University College Bedër
- Motto: Në emër të vlerave! / In name of values!
- Type: Private. Study levels offered: Bachelor, Master
- Established: April 6, 2011
- Endowment: Financed by the Muslim Community of Albania
- Rector: Prof. Dr. Gjergj Sinani
- Academic staff: less than 50
- Students: less than 1000
- Location: St. "Jordan Misja", periphery of Tirana, Albania
- Campus: Suburban building
- Affiliations: Outside Albania: University of Vienna University several universities in Turkey
- Website: www.beder.edu.al

= Bedër University =

University in Albania

University College Bedër (Kolegji Universitar Bedër) is a private non-profit university in Tirana, Albania.
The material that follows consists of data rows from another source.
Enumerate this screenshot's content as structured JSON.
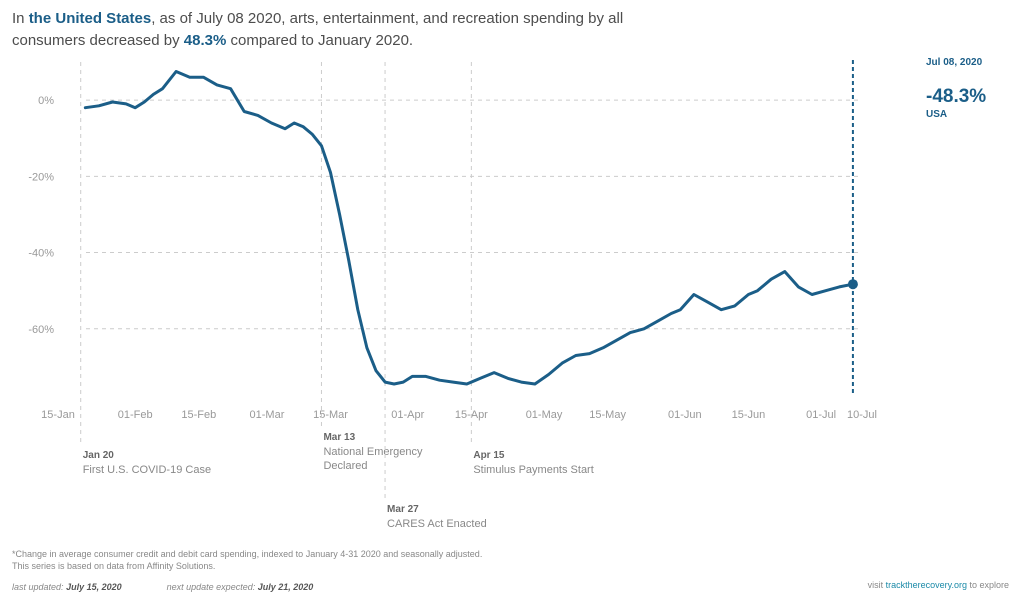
{
  "headline": {
    "p1": "In ",
    "region": "the United States",
    "p2": ", as of July 08 2020, arts, entertainment, and recreation spending by all consumers decreased by ",
    "value": "48.3%",
    "p3": " compared to January 2020."
  },
  "side_label": {
    "date": "Jul 08, 2020",
    "value": "-48.3%",
    "location": "USA"
  },
  "footnotes": {
    "note": "*Change in average consumer credit and debit card spending, indexed to January 4-31 2020 and seasonally adjusted.",
    "source": "This series is based on data from Affinity Solutions.",
    "last_updated_label": "last updated:",
    "last_updated_value": "July 15, 2020",
    "next_update_label": "next update expected:",
    "next_update_value": "July 21, 2020",
    "visit_prefix": "visit ",
    "visit_link": "tracktherecovery.org",
    "visit_suffix": " to explore"
  },
  "colors": {
    "line": "#1b5e88",
    "grid": "#cccccc",
    "text": "#999999"
  },
  "chart_data": {
    "type": "line",
    "title": "",
    "xlabel": "",
    "ylabel": "",
    "xlim": [
      "2020-01-15",
      "2020-07-10"
    ],
    "ylim": [
      -80,
      10
    ],
    "grid": true,
    "x_ticks": [
      {
        "date": "2020-01-15",
        "label": "15-Jan"
      },
      {
        "date": "2020-02-01",
        "label": "01-Feb"
      },
      {
        "date": "2020-02-15",
        "label": "15-Feb"
      },
      {
        "date": "2020-03-01",
        "label": "01-Mar"
      },
      {
        "date": "2020-03-15",
        "label": "15-Mar"
      },
      {
        "date": "2020-04-01",
        "label": "01-Apr"
      },
      {
        "date": "2020-04-15",
        "label": "15-Apr"
      },
      {
        "date": "2020-05-01",
        "label": "01-May"
      },
      {
        "date": "2020-05-15",
        "label": "15-May"
      },
      {
        "date": "2020-06-01",
        "label": "01-Jun"
      },
      {
        "date": "2020-06-15",
        "label": "15-Jun"
      },
      {
        "date": "2020-07-01",
        "label": "01-Jul"
      },
      {
        "date": "2020-07-10",
        "label": "10-Jul"
      }
    ],
    "y_ticks": [
      {
        "value": 0,
        "label": "0%"
      },
      {
        "value": -20,
        "label": "-20%"
      },
      {
        "value": -40,
        "label": "-40%"
      },
      {
        "value": -60,
        "label": "-60%"
      }
    ],
    "series": [
      {
        "x": [
          "2020-01-21",
          "2020-01-24",
          "2020-01-27",
          "2020-01-30",
          "2020-02-01",
          "2020-02-03",
          "2020-02-05",
          "2020-02-07",
          "2020-02-10",
          "2020-02-13",
          "2020-02-16",
          "2020-02-19",
          "2020-02-22",
          "2020-02-25",
          "2020-02-28",
          "2020-03-02",
          "2020-03-05",
          "2020-03-07",
          "2020-03-09",
          "2020-03-11",
          "2020-03-13",
          "2020-03-15",
          "2020-03-17",
          "2020-03-19",
          "2020-03-21",
          "2020-03-23",
          "2020-03-25",
          "2020-03-27",
          "2020-03-29",
          "2020-03-31",
          "2020-04-02",
          "2020-04-05",
          "2020-04-08",
          "2020-04-11",
          "2020-04-14",
          "2020-04-17",
          "2020-04-20",
          "2020-04-23",
          "2020-04-26",
          "2020-04-29",
          "2020-05-02",
          "2020-05-05",
          "2020-05-08",
          "2020-05-11",
          "2020-05-14",
          "2020-05-17",
          "2020-05-20",
          "2020-05-23",
          "2020-05-26",
          "2020-05-29",
          "2020-05-31",
          "2020-06-03",
          "2020-06-06",
          "2020-06-09",
          "2020-06-12",
          "2020-06-15",
          "2020-06-17",
          "2020-06-20",
          "2020-06-23",
          "2020-06-26",
          "2020-06-29",
          "2020-07-02",
          "2020-07-05",
          "2020-07-08"
        ],
        "y": [
          -2,
          -1.5,
          -0.5,
          -1,
          -2,
          -0.5,
          1.5,
          3,
          7.5,
          6,
          6,
          4,
          3,
          -3,
          -4,
          -6,
          -7.5,
          -6,
          -7,
          -9,
          -12,
          -19,
          -30,
          -42,
          -55,
          -65,
          -71,
          -74,
          -74.5,
          -74,
          -72.5,
          -72.5,
          -73.5,
          -74,
          -74.5,
          -73,
          -71.5,
          -73,
          -74,
          -74.5,
          -72,
          -69,
          -67,
          -66.5,
          -65,
          -63,
          -61,
          -60,
          -58,
          -56,
          -55,
          -51,
          -53,
          -55,
          -54,
          -51,
          -50,
          -47,
          -45,
          -49,
          -51,
          -50,
          -49,
          -48.3
        ]
      }
    ],
    "annotations": [
      {
        "date": "2020-01-20",
        "label": "Jan 20",
        "text": [
          "First U.S. COVID-19 Case"
        ]
      },
      {
        "date": "2020-03-13",
        "label": "Mar 13",
        "text": [
          "National Emergency",
          "Declared"
        ]
      },
      {
        "date": "2020-03-27",
        "label": "Mar 27",
        "text": [
          "CARES Act Enacted"
        ]
      },
      {
        "date": "2020-04-15",
        "label": "Apr 15",
        "text": [
          "Stimulus Payments Start"
        ]
      }
    ]
  }
}
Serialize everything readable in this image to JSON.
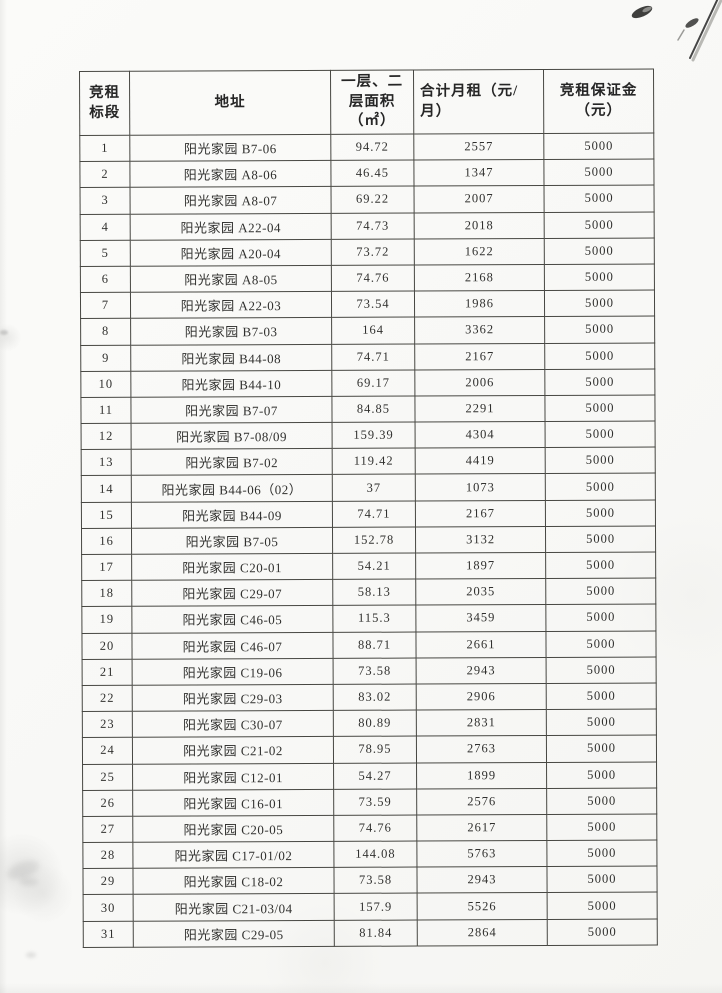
{
  "colors": {
    "paper": "#f9f9f6",
    "table_border": "#3d3d38",
    "text": "#2b2b2b"
  },
  "table": {
    "headers": [
      {
        "key": "bid-section",
        "label": "竞租标段"
      },
      {
        "key": "address",
        "label": "地址"
      },
      {
        "key": "area",
        "label": "一层、二层面积（㎡）"
      },
      {
        "key": "monthly-rent",
        "label": "合计月租（元/月）"
      },
      {
        "key": "deposit",
        "label": "竞租保证金（元）"
      }
    ],
    "rows": [
      [
        "1",
        "阳光家园 B7-06",
        "94.72",
        "2557",
        "5000"
      ],
      [
        "2",
        "阳光家园 A8-06",
        "46.45",
        "1347",
        "5000"
      ],
      [
        "3",
        "阳光家园 A8-07",
        "69.22",
        "2007",
        "5000"
      ],
      [
        "4",
        "阳光家园 A22-04",
        "74.73",
        "2018",
        "5000"
      ],
      [
        "5",
        "阳光家园 A20-04",
        "73.72",
        "1622",
        "5000"
      ],
      [
        "6",
        "阳光家园 A8-05",
        "74.76",
        "2168",
        "5000"
      ],
      [
        "7",
        "阳光家园 A22-03",
        "73.54",
        "1986",
        "5000"
      ],
      [
        "8",
        "阳光家园 B7-03",
        "164",
        "3362",
        "5000"
      ],
      [
        "9",
        "阳光家园 B44-08",
        "74.71",
        "2167",
        "5000"
      ],
      [
        "10",
        "阳光家园 B44-10",
        "69.17",
        "2006",
        "5000"
      ],
      [
        "11",
        "阳光家园 B7-07",
        "84.85",
        "2291",
        "5000"
      ],
      [
        "12",
        "阳光家园 B7-08/09",
        "159.39",
        "4304",
        "5000"
      ],
      [
        "13",
        "阳光家园 B7-02",
        "119.42",
        "4419",
        "5000"
      ],
      [
        "14",
        "阳光家园 B44-06（02）",
        "37",
        "1073",
        "5000"
      ],
      [
        "15",
        "阳光家园 B44-09",
        "74.71",
        "2167",
        "5000"
      ],
      [
        "16",
        "阳光家园 B7-05",
        "152.78",
        "3132",
        "5000"
      ],
      [
        "17",
        "阳光家园 C20-01",
        "54.21",
        "1897",
        "5000"
      ],
      [
        "18",
        "阳光家园 C29-07",
        "58.13",
        "2035",
        "5000"
      ],
      [
        "19",
        "阳光家园 C46-05",
        "115.3",
        "3459",
        "5000"
      ],
      [
        "20",
        "阳光家园 C46-07",
        "88.71",
        "2661",
        "5000"
      ],
      [
        "21",
        "阳光家园 C19-06",
        "73.58",
        "2943",
        "5000"
      ],
      [
        "22",
        "阳光家园 C29-03",
        "83.02",
        "2906",
        "5000"
      ],
      [
        "23",
        "阳光家园 C30-07",
        "80.89",
        "2831",
        "5000"
      ],
      [
        "24",
        "阳光家园 C21-02",
        "78.95",
        "2763",
        "5000"
      ],
      [
        "25",
        "阳光家园 C12-01",
        "54.27",
        "1899",
        "5000"
      ],
      [
        "26",
        "阳光家园 C16-01",
        "73.59",
        "2576",
        "5000"
      ],
      [
        "27",
        "阳光家园 C20-05",
        "74.76",
        "2617",
        "5000"
      ],
      [
        "28",
        "阳光家园 C17-01/02",
        "144.08",
        "5763",
        "5000"
      ],
      [
        "29",
        "阳光家园 C18-02",
        "73.58",
        "2943",
        "5000"
      ],
      [
        "30",
        "阳光家园 C21-03/04",
        "157.9",
        "5526",
        "5000"
      ],
      [
        "31",
        "阳光家园 C29-05",
        "81.84",
        "2864",
        "5000"
      ]
    ]
  }
}
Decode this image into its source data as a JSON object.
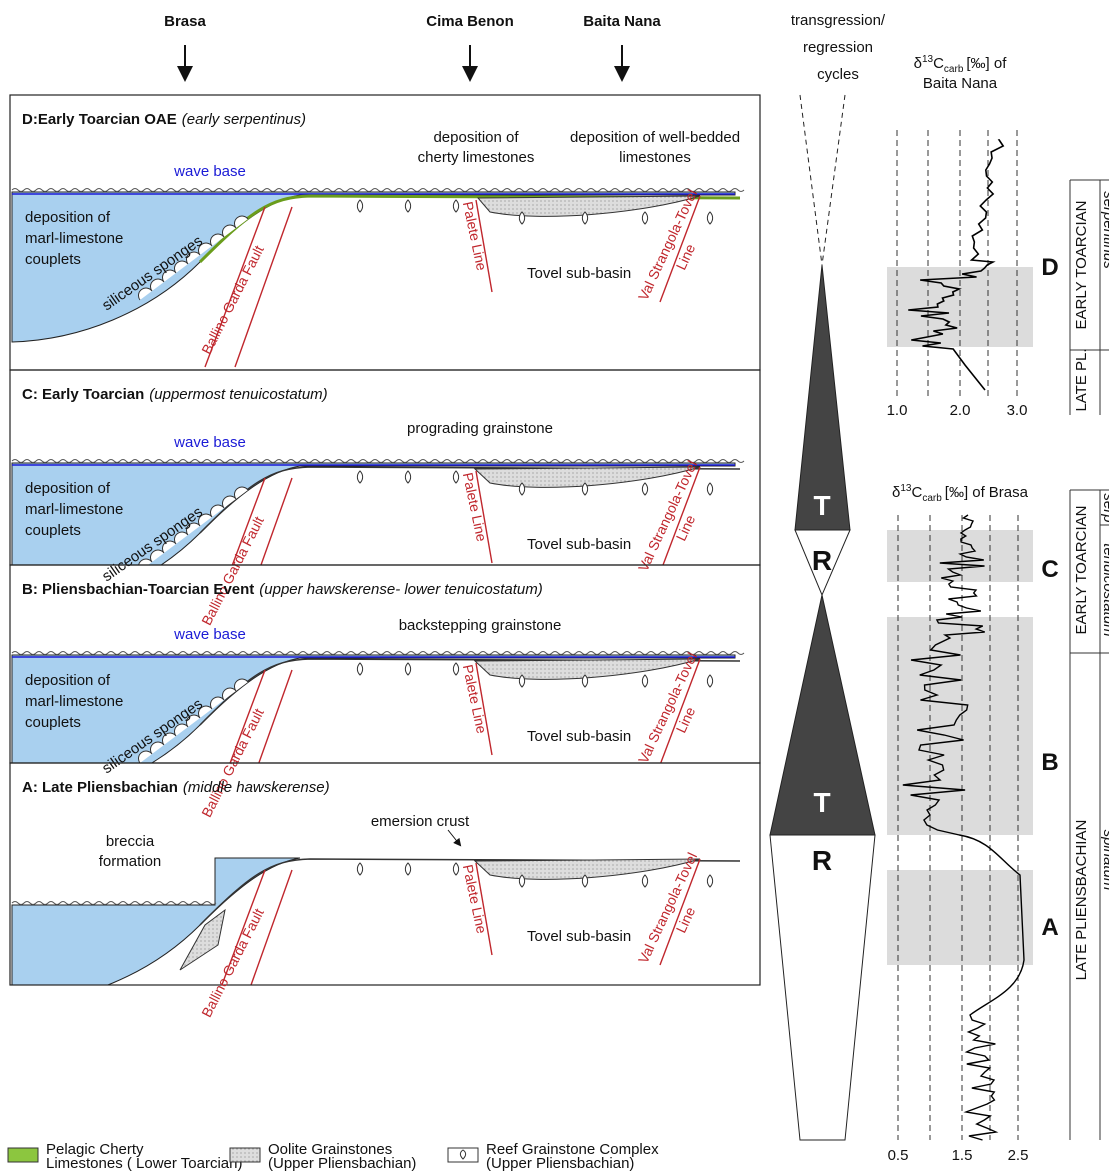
{
  "locations": [
    "Brasa",
    "Cima Benon",
    "Baita Nana"
  ],
  "cycles_title": [
    "transgression/",
    "regression",
    "cycles"
  ],
  "panels": [
    {
      "title": "D:Early Toarcian OAE",
      "stage": "(early serpentinus)",
      "wave_base": "wave base",
      "basin_deposit": [
        "deposition of",
        "marl-limestone",
        "couplets"
      ],
      "sponges": "siliceous sponges",
      "fault": "Ballino Garda Fault",
      "palete": "Palete Line",
      "subbasin": "Tovel sub-basin",
      "val_line": [
        "Val Strangola-Tovel",
        "Line"
      ],
      "notes": [
        [
          "deposition of",
          "cherty limestones"
        ],
        [
          "deposition of well-bedded",
          "limestones"
        ]
      ]
    },
    {
      "title": "C: Early Toarcian",
      "stage": "(uppermost tenuicostatum)",
      "wave_base": "wave base",
      "basin_deposit": [
        "deposition of",
        "marl-limestone",
        "couplets"
      ],
      "sponges": "siliceous sponges",
      "fault": "Ballino Garda Fault",
      "palete": "Palete Line",
      "subbasin": "Tovel sub-basin",
      "val_line": [
        "Val Strangola-Tovel",
        "Line"
      ],
      "notes": [
        [
          "prograding grainstone"
        ]
      ]
    },
    {
      "title": "B: Pliensbachian-Toarcian Event",
      "stage": "(upper hawskerense- lower tenuicostatum)",
      "wave_base": "wave base",
      "basin_deposit": [
        "deposition of",
        "marl-limestone",
        "couplets"
      ],
      "sponges": "siliceous sponges",
      "fault": "Ballino Garda Fault",
      "palete": "Palete Line",
      "subbasin": "Tovel sub-basin",
      "val_line": [
        "Val Strangola-Tovel",
        "Line"
      ],
      "notes": [
        [
          "backstepping grainstone"
        ]
      ]
    },
    {
      "title": "A: Late Pliensbachian",
      "stage": "(middle hawskerense)",
      "fault": "Ballino Garda Fault",
      "palete": "Palete Line",
      "subbasin": "Tovel sub-basin",
      "val_line": [
        "Val Strangola-Tovel",
        "Line"
      ],
      "notes": [
        [
          "emersion crust"
        ],
        [
          "breccia",
          "formation"
        ]
      ]
    }
  ],
  "cycles": [
    "T",
    "R",
    "T",
    "R"
  ],
  "isotopes": [
    {
      "title": {
        "delta": "δ",
        "sup": "13",
        "main": "C",
        "sub": "carb",
        "unit": "[‰] of",
        "site": "Baita Nana"
      },
      "ticks": [
        "1.0",
        "2.0",
        "3.0"
      ],
      "events": [
        "D"
      ],
      "stages": [
        "EARLY TOARCIAN",
        "LATE PL."
      ],
      "zones": [
        "serpentinus"
      ]
    },
    {
      "title": {
        "delta": "δ",
        "sup": "13",
        "main": "C",
        "sub": "carb",
        "unit": "[‰] of",
        "site": "Brasa"
      },
      "ticks": [
        "0.5",
        "1.5",
        "2.5"
      ],
      "events": [
        "C",
        "B",
        "A"
      ],
      "stages": [
        "EARLY TOARCIAN",
        "LATE PLIENSBACHIAN"
      ],
      "zones": [
        "serp",
        "tenuicostatum",
        "spinatum"
      ]
    }
  ],
  "legend": [
    {
      "label": [
        "Pelagic Cherty",
        "Limestones ( Lower Toarcian)"
      ]
    },
    {
      "label": [
        "Oolite Grainstones",
        "(Upper Pliensbachian)"
      ]
    },
    {
      "label": [
        "Reef Grainstone Complex",
        "(Upper Pliensbachian)"
      ]
    }
  ]
}
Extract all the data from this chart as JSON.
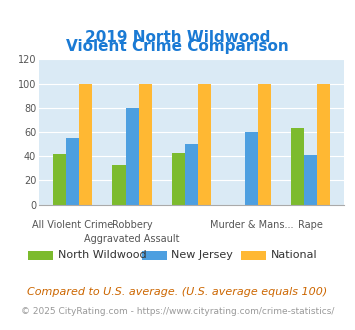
{
  "title_line1": "2019 North Wildwood",
  "title_line2": "Violent Crime Comparison",
  "north_wildwood": [
    42,
    33,
    43,
    0,
    63
  ],
  "new_jersey": [
    55,
    80,
    50,
    60,
    41
  ],
  "national": [
    100,
    100,
    100,
    100,
    100
  ],
  "row1_labels": [
    "",
    "Robbery",
    "",
    "Murder & Mans...",
    ""
  ],
  "row2_labels": [
    "All Violent Crime",
    "Aggravated Assault",
    "",
    "",
    "Rape"
  ],
  "color_nw": "#7cbb2e",
  "color_nj": "#4d9fe0",
  "color_nat": "#ffb833",
  "bg_color": "#daeaf5",
  "ylim": [
    0,
    120
  ],
  "yticks": [
    0,
    20,
    40,
    60,
    80,
    100,
    120
  ],
  "legend_labels": [
    "North Wildwood",
    "New Jersey",
    "National"
  ],
  "footnote1": "Compared to U.S. average. (U.S. average equals 100)",
  "footnote2": "© 2025 CityRating.com - https://www.cityrating.com/crime-statistics/",
  "title_color": "#1a7ad4",
  "footnote1_color": "#cc6600",
  "footnote2_color": "#999999",
  "legend_text_color": "#333333",
  "axis_label_color": "#555555"
}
It was established in 2011 by the Muslim Community of Albania, thus completing the education cycle started with the reopening of the madrasas in 1991.

At the Webometrics Ranking of World Universities, Beder University is ranked as the fifth university in Albania.

BU is a coed institution. It offers Bachelor, Master of Science and Professional master's degrees in English and Albanian. Two bachelor programs are 100% English. On June 3 of 2013 Beder signed a Memorandum of Understanding with University of Tirana. They have started the construction of their modern campus in Sauk.

The current rector is Prof. Dr. Gjergj Sinani.